Según el cálculo realizado por esta industria, una empresa mediana (de unos 200 trabajadores) y con alícuotas muy similares al promedio del sector que no se modificaron en el período que se cita, en enero de 2011, pagaba por mes y empleado unos 320 pesos (0,17 dólares), mientras que el pasado mes de setiembre el precio ascendía a 542 pesos (0,29 dólares), lo que supone un alza del 70%, al que ahora hay que sumarle un incremento del 20% adicional.

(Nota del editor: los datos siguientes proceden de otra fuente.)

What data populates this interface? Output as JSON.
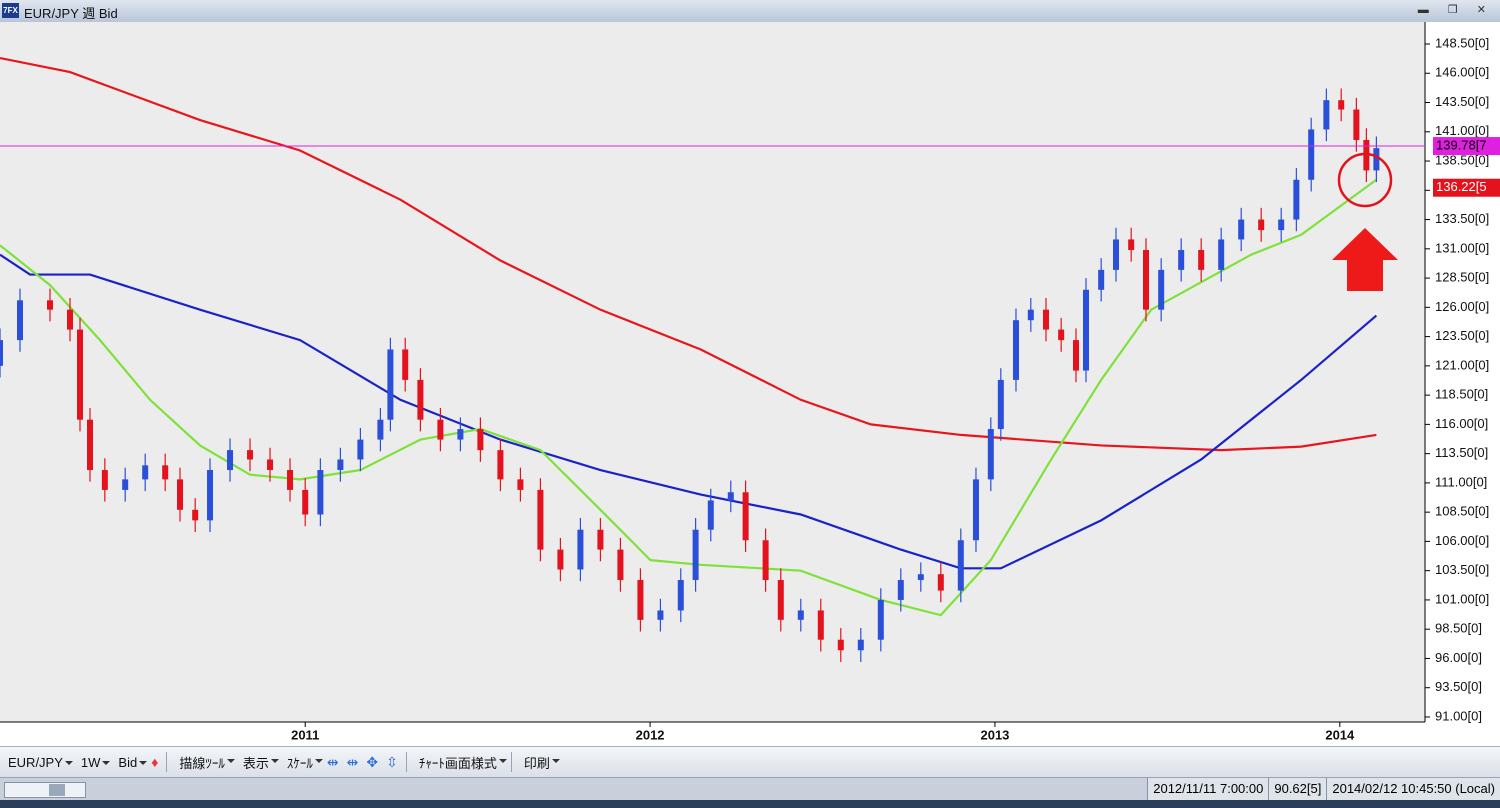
{
  "window": {
    "title": "EUR/JPY 週 Bid"
  },
  "toolbar": {
    "items": [
      "EUR/JPY",
      "1W",
      "Bid",
      "描線ﾂｰﾙ",
      "表示",
      "ｽｹｰﾙ",
      "ﾁｬｰﾄ画面様式",
      "印刷"
    ]
  },
  "status_bar": {
    "items": [
      "2012/11/11 7:00:00",
      "90.62[5]",
      "2014/02/12 10:45:50 (Local)"
    ]
  },
  "chart_data": {
    "type": "candlestick",
    "up_color": "#2a4fd8",
    "down_color": "#e3121c",
    "xlim": [
      2010.115,
      2014.247
    ],
    "xticks": [
      2011,
      2012,
      2013,
      2014
    ],
    "ylim": [
      90.57,
      150.38
    ],
    "yticks": [
      {
        "value": 91,
        "label": "91.00[0]"
      },
      {
        "value": 93.5,
        "label": "93.50[0]"
      },
      {
        "value": 96,
        "label": "96.00[0]"
      },
      {
        "value": 98.5,
        "label": "98.50[0]"
      },
      {
        "value": 101,
        "label": "101.00[0]"
      },
      {
        "value": 103.5,
        "label": "103.50[0]"
      },
      {
        "value": 106,
        "label": "106.00[0]"
      },
      {
        "value": 108.5,
        "label": "108.50[0]"
      },
      {
        "value": 111,
        "label": "111.00[0]"
      },
      {
        "value": 113.5,
        "label": "113.50[0]"
      },
      {
        "value": 116,
        "label": "116.00[0]"
      },
      {
        "value": 118.5,
        "label": "118.50[0]"
      },
      {
        "value": 121,
        "label": "121.00[0]"
      },
      {
        "value": 123.5,
        "label": "123.50[0]"
      },
      {
        "value": 126,
        "label": "126.00[0]"
      },
      {
        "value": 128.5,
        "label": "128.50[0]"
      },
      {
        "value": 131,
        "label": "131.00[0]"
      },
      {
        "value": 133.5,
        "label": "133.50[0]"
      },
      {
        "value": 136,
        "label": "136.00[0]"
      },
      {
        "value": 138.5,
        "label": "138.50[0]"
      },
      {
        "value": 141,
        "label": "141.00[0]"
      },
      {
        "value": 143.5,
        "label": "143.50[0]"
      },
      {
        "value": 146,
        "label": "146.00[0]"
      },
      {
        "value": 148.5,
        "label": "148.50[0]"
      }
    ],
    "x": [
      2010.115,
      2010.173,
      2010.26,
      2010.318,
      2010.347,
      2010.376,
      2010.419,
      2010.478,
      2010.536,
      2010.594,
      2010.637,
      2010.681,
      2010.724,
      2010.782,
      2010.84,
      2010.898,
      2010.956,
      2011.0,
      2011.044,
      2011.102,
      2011.16,
      2011.218,
      2011.247,
      2011.29,
      2011.334,
      2011.392,
      2011.45,
      2011.508,
      2011.566,
      2011.624,
      2011.682,
      2011.74,
      2011.798,
      2011.856,
      2011.914,
      2011.972,
      2012.03,
      2012.089,
      2012.132,
      2012.176,
      2012.234,
      2012.277,
      2012.335,
      2012.379,
      2012.437,
      2012.495,
      2012.553,
      2012.611,
      2012.669,
      2012.727,
      2012.785,
      2012.843,
      2012.901,
      2012.945,
      2012.988,
      2013.017,
      2013.061,
      2013.104,
      2013.148,
      2013.192,
      2013.235,
      2013.264,
      2013.308,
      2013.351,
      2013.395,
      2013.438,
      2013.482,
      2013.54,
      2013.598,
      2013.656,
      2013.714,
      2013.772,
      2013.83,
      2013.874,
      2013.917,
      2013.961,
      2014.004,
      2014.048,
      2014.077,
      2014.106
    ],
    "open": [
      121.0,
      123.2,
      126.6,
      125.8,
      124.1,
      116.4,
      112.1,
      110.4,
      111.3,
      112.5,
      111.3,
      108.7,
      107.8,
      112.1,
      113.8,
      113.0,
      112.1,
      110.4,
      108.3,
      112.1,
      113.0,
      114.7,
      116.4,
      122.4,
      119.8,
      116.4,
      114.7,
      115.6,
      113.8,
      111.3,
      110.4,
      105.3,
      103.6,
      107.0,
      105.3,
      102.7,
      99.3,
      100.1,
      102.7,
      107.0,
      109.5,
      110.2,
      106.1,
      102.7,
      99.3,
      100.1,
      97.6,
      96.7,
      97.6,
      101.0,
      102.7,
      103.2,
      101.8,
      106.1,
      111.3,
      115.6,
      119.8,
      124.9,
      125.8,
      124.1,
      123.2,
      120.6,
      127.5,
      129.2,
      131.8,
      130.9,
      125.8,
      129.2,
      130.9,
      129.2,
      131.8,
      133.5,
      132.6,
      133.5,
      136.9,
      141.2,
      143.7,
      142.9,
      140.3,
      137.7
    ],
    "high": [
      124.2,
      127.6,
      127.6,
      126.8,
      125.1,
      117.4,
      113.1,
      112.3,
      113.5,
      113.5,
      112.3,
      109.7,
      113.1,
      114.8,
      114.8,
      114.0,
      113.1,
      111.4,
      113.1,
      114.0,
      115.7,
      117.4,
      123.4,
      123.4,
      120.8,
      117.4,
      116.6,
      116.6,
      114.8,
      112.3,
      111.4,
      106.3,
      108.0,
      108.0,
      106.3,
      103.7,
      101.1,
      103.7,
      108.0,
      110.5,
      111.2,
      111.2,
      107.1,
      103.7,
      101.1,
      101.1,
      98.6,
      98.6,
      102.0,
      103.7,
      104.2,
      104.2,
      107.1,
      112.3,
      116.6,
      120.8,
      125.9,
      126.8,
      126.8,
      125.1,
      124.2,
      128.5,
      130.2,
      132.8,
      132.8,
      131.9,
      130.2,
      131.9,
      131.9,
      132.8,
      134.5,
      134.5,
      134.5,
      137.9,
      142.2,
      144.7,
      144.7,
      143.9,
      141.3,
      140.6
    ],
    "low": [
      120.0,
      122.2,
      124.8,
      123.1,
      115.4,
      111.1,
      109.4,
      109.4,
      110.3,
      110.3,
      107.7,
      106.8,
      106.8,
      111.1,
      112.0,
      111.1,
      109.4,
      107.3,
      107.3,
      111.1,
      112.0,
      113.7,
      115.4,
      118.8,
      115.4,
      113.7,
      113.7,
      112.8,
      110.3,
      109.4,
      104.3,
      102.6,
      102.6,
      104.3,
      101.7,
      98.3,
      98.3,
      99.1,
      101.7,
      106.0,
      108.5,
      105.1,
      101.7,
      98.3,
      98.3,
      96.6,
      95.7,
      95.7,
      96.6,
      100.0,
      101.7,
      100.8,
      100.8,
      105.1,
      110.3,
      114.6,
      118.8,
      123.9,
      123.1,
      122.2,
      119.6,
      119.6,
      126.5,
      128.2,
      129.9,
      124.8,
      124.8,
      128.2,
      128.2,
      128.2,
      130.8,
      131.6,
      131.6,
      132.5,
      135.9,
      140.2,
      141.9,
      139.3,
      136.7,
      136.7
    ],
    "close": [
      123.2,
      126.6,
      125.8,
      124.1,
      116.4,
      112.1,
      110.4,
      111.3,
      112.5,
      111.3,
      108.7,
      107.8,
      112.1,
      113.8,
      113.0,
      112.1,
      110.4,
      108.3,
      112.1,
      113.0,
      114.7,
      116.4,
      122.4,
      119.8,
      116.4,
      114.7,
      115.6,
      113.8,
      111.3,
      110.4,
      105.3,
      103.6,
      107.0,
      105.3,
      102.7,
      99.3,
      100.1,
      102.7,
      107.0,
      109.5,
      110.2,
      106.1,
      102.7,
      99.3,
      100.1,
      97.6,
      96.7,
      97.6,
      101.0,
      102.7,
      103.2,
      101.8,
      106.1,
      111.3,
      115.6,
      119.8,
      124.9,
      125.8,
      124.1,
      123.2,
      120.6,
      127.5,
      129.2,
      131.8,
      130.9,
      125.8,
      129.2,
      130.9,
      129.2,
      131.8,
      133.5,
      132.6,
      133.5,
      136.9,
      141.2,
      143.7,
      142.9,
      140.3,
      137.7,
      139.6
    ],
    "moving_averages": [
      {
        "color": "#e8161c",
        "x": [
          2010.115,
          2010.318,
          2010.695,
          2010.985,
          2011.276,
          2011.566,
          2011.856,
          2012.147,
          2012.437,
          2012.64,
          2012.901,
          2013.308,
          2013.656,
          2013.888,
          2014.106
        ],
        "values": [
          147.3,
          146.1,
          142.0,
          139.4,
          135.2,
          130.0,
          125.8,
          122.4,
          118.1,
          116.0,
          115.1,
          114.2,
          113.8,
          114.1,
          115.1
        ]
      },
      {
        "color": "#1a22c8",
        "x": [
          2010.115,
          2010.202,
          2010.376,
          2010.695,
          2010.985,
          2011.276,
          2011.566,
          2011.856,
          2012.147,
          2012.437,
          2012.727,
          2012.901,
          2013.017,
          2013.308,
          2013.598,
          2013.888,
          2014.106
        ],
        "values": [
          130.5,
          128.8,
          128.8,
          125.8,
          123.2,
          118.1,
          114.7,
          112.1,
          110.0,
          108.3,
          105.3,
          103.7,
          103.7,
          107.8,
          113.0,
          119.8,
          125.3
        ]
      },
      {
        "color": "#7ee23a",
        "x": [
          2010.115,
          2010.26,
          2010.405,
          2010.55,
          2010.695,
          2010.84,
          2010.985,
          2011.16,
          2011.334,
          2011.508,
          2011.682,
          2011.856,
          2012.001,
          2012.147,
          2012.437,
          2012.669,
          2012.843,
          2012.988,
          2013.163,
          2013.308,
          2013.453,
          2013.743,
          2013.888,
          2014.106
        ],
        "values": [
          131.3,
          127.9,
          123.2,
          118.1,
          114.2,
          111.7,
          111.3,
          112.1,
          114.7,
          115.6,
          113.8,
          108.7,
          104.4,
          104.0,
          103.5,
          101.0,
          99.7,
          104.4,
          113.0,
          119.8,
          125.8,
          130.5,
          132.2,
          136.9
        ]
      }
    ],
    "price_lines": [
      {
        "value": 139.78,
        "label": "139.78[7",
        "color": "#e020e0"
      },
      {
        "value": 136.22,
        "label": "136.22[5",
        "color": "#e3121c"
      }
    ]
  }
}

“Este aumento desmesurado de casi el 100% pone en evidencia otra falencia del sistema por el cual las empresas se encuentran cautivas de las aseguradoras, que les comunican aumentos (que por ley no pueden discutir si no aceptar), y al pedir cotización en otras aseguradoras (que tienen la obligación legal de hacerlo), estas se eximen cotizando las alícuotas máximas que tienen pre-aprobadas por parte de la Superintendencia de Seguros de la Nación (SSN), que de hecho se constituye en un rechazo, puesto que las aseguradoras se resisten a aceptar a determinadas actividades, por su siniestralidad”, revela el comunicado enviado del que se hace eco ‘Punto Biz’.

“La metodología de máximos de alícuotas permitidas por la SSN no guarda racionalidad y no es garantía para el sector productivo porque permiten alícuotas máximas ‘groseras’ de hasta más del 1000% de la media que pagan los sectores, permitiendo así la excusa de cotizar para espantar y no tomar actividades de mayor riesgo”, se recalca.

“Si bien las modificaciones instadas por el Ejecutivo y aprobadas por el Congreso intentan encausar un sistema que se encontraba severamente cuestionado, los resultados inmediatos se traducen en un mayor costo para las industrias”, señalan. “La industria frigorífica se encuentra en crisis desde hace varios años, con un nivel de actividad menguado, lo que repercute entre otros aspectos, en su capacidad para absorber el incremento de costos”, se agrega.